Age is the most significant risk factor for Alzheimer’s disease (AD) and impacts every system of our bodies. Several years ago, Dr. Villeda conducted an elegant experiment demonstrating the profound impact age has on our brain health.
He used a procedure called heterochronic parabiosis, in which two animals are surgically joined so that they share the same circulatory system. In this case, he joined old mice to young mice, allowing them to continuously exchange blood.
The results were striking. The old mice showed dramatic improvements in cognitive function. Dr. Villeda found the same improvement when he tested mice that produce Alzheimer’s pathology: connecting them to young mice boosted their brain function.
The old mice’s blood was clearly missing something that young blood contained. Simply providing that missing factor through the shared circulation was enough to reverse cognitive decline, even in the presence of Alzheimer’s pathology.
Dr. Villeda’s goal is to identify exactly what’s missing from aging blood—and whether restoring it could help treat or prevent AD.
In subsequent experiments, the Villeda lab found that transferring only platelets from a young mouse into an old mouse was sufficient to induce the same benefits they observed when the mice shared a circulatory system. Platelets are small circulating blood cells primarily responsible for forming clots when a blood vessel is damaged. Beyond this, platelets play a role in inflammatory signaling. His lab also identified a specific platelet protein called platelet factor 4 (PF4), whose expression declines substantially with age. Administering PF4 to aged mice once again improved cognition. For this proposal, he plans to build on the strong data he has already gathered and test whether young platelets and PF4 can reduce AD pathology.
The proposal contains two experimental aims. In the first, Dr. Villeda’s lab will collect platelets from young mice and administer them to aged mice with aggressive amyloid pathology. They will then assess the changes in cognitive function, neuroinflammation, synaptic plasticity, and amyloid pathology. The second aim will determine whether PF4 is responsible for the changes seen in Aim 1. For this aim, the Villeda lab will only administer PF4 and then measure the same outcomes as in the first aim. In addition, they will investigate how microglia respond to PF4 infusions. Other studies have shown that PF4 can reduce microglial inflammation, and Dr. Villeda wants to determine if the same occurs in the context of amyloid pathology.

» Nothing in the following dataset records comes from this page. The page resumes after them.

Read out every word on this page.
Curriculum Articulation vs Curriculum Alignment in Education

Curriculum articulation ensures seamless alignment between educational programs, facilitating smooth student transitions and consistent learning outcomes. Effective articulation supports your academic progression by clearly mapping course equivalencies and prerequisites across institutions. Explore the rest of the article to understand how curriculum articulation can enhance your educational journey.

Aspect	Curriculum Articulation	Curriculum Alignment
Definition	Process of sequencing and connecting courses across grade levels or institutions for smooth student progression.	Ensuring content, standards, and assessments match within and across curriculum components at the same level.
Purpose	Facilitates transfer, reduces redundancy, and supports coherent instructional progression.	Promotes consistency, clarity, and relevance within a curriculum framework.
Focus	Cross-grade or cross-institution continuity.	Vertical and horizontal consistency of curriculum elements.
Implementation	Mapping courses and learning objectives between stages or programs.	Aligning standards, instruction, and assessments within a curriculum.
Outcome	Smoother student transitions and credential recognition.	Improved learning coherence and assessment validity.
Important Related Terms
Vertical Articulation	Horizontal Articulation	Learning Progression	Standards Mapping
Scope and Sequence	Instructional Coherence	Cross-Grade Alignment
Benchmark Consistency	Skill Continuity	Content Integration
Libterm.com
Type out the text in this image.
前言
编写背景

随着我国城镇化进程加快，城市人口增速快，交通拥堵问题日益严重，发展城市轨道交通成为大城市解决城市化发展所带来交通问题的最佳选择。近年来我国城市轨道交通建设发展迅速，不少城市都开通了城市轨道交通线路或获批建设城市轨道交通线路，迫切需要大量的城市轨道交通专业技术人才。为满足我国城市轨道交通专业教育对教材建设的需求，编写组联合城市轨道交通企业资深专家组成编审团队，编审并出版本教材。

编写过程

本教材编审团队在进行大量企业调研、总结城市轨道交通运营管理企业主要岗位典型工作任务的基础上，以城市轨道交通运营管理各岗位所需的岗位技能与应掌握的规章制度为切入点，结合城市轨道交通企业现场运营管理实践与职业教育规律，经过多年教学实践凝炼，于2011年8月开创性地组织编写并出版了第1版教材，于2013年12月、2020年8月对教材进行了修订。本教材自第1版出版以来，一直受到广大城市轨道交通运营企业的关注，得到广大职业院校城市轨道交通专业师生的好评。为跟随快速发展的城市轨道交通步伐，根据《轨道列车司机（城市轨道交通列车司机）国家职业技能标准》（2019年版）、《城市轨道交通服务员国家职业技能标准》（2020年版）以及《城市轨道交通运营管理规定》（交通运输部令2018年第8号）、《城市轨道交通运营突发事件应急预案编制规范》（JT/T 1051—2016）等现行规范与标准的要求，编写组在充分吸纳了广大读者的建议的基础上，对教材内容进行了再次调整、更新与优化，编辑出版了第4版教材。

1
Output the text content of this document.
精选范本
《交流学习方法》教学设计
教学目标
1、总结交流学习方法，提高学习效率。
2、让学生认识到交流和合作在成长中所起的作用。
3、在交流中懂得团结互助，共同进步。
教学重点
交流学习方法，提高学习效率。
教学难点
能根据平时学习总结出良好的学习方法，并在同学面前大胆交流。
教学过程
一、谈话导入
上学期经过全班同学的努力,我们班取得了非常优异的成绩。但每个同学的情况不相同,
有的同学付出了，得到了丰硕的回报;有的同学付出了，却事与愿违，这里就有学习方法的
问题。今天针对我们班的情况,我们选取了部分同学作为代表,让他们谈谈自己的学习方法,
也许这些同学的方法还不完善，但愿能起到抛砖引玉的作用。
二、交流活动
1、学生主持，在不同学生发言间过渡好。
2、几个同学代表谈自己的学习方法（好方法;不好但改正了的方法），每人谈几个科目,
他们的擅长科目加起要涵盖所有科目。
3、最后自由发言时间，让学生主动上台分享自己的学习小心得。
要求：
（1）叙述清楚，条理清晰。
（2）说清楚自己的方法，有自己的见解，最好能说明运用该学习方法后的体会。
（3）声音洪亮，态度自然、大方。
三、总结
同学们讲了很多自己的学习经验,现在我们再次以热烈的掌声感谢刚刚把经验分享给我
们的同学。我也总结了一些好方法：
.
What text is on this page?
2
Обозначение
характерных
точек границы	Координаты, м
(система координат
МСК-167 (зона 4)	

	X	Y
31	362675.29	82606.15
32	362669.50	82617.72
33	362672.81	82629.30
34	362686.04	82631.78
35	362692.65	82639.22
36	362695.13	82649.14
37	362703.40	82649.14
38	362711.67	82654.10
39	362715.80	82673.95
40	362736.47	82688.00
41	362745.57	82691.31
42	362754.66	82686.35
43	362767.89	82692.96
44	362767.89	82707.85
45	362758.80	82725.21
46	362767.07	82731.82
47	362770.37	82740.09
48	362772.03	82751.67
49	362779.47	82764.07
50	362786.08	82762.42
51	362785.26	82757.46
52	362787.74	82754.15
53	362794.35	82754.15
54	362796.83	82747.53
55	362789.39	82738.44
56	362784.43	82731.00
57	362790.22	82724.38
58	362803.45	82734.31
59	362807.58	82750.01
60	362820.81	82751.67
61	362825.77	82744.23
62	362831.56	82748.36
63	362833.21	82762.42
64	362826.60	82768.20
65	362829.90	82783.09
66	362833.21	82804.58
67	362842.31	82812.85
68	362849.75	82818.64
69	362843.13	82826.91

This study continues a crucial line of work aimed at identifying the underlying factors in blood that are lost with age. The potential for a blood-based Alzheimer’s treatment is particularly exciting. It would avoid one of the biggest challenges in drug development: getting medications across the blood-brain barrier and into the brain. Such a treatment would have a profound benefit for AD patients on a scale that current treatments are not capable of.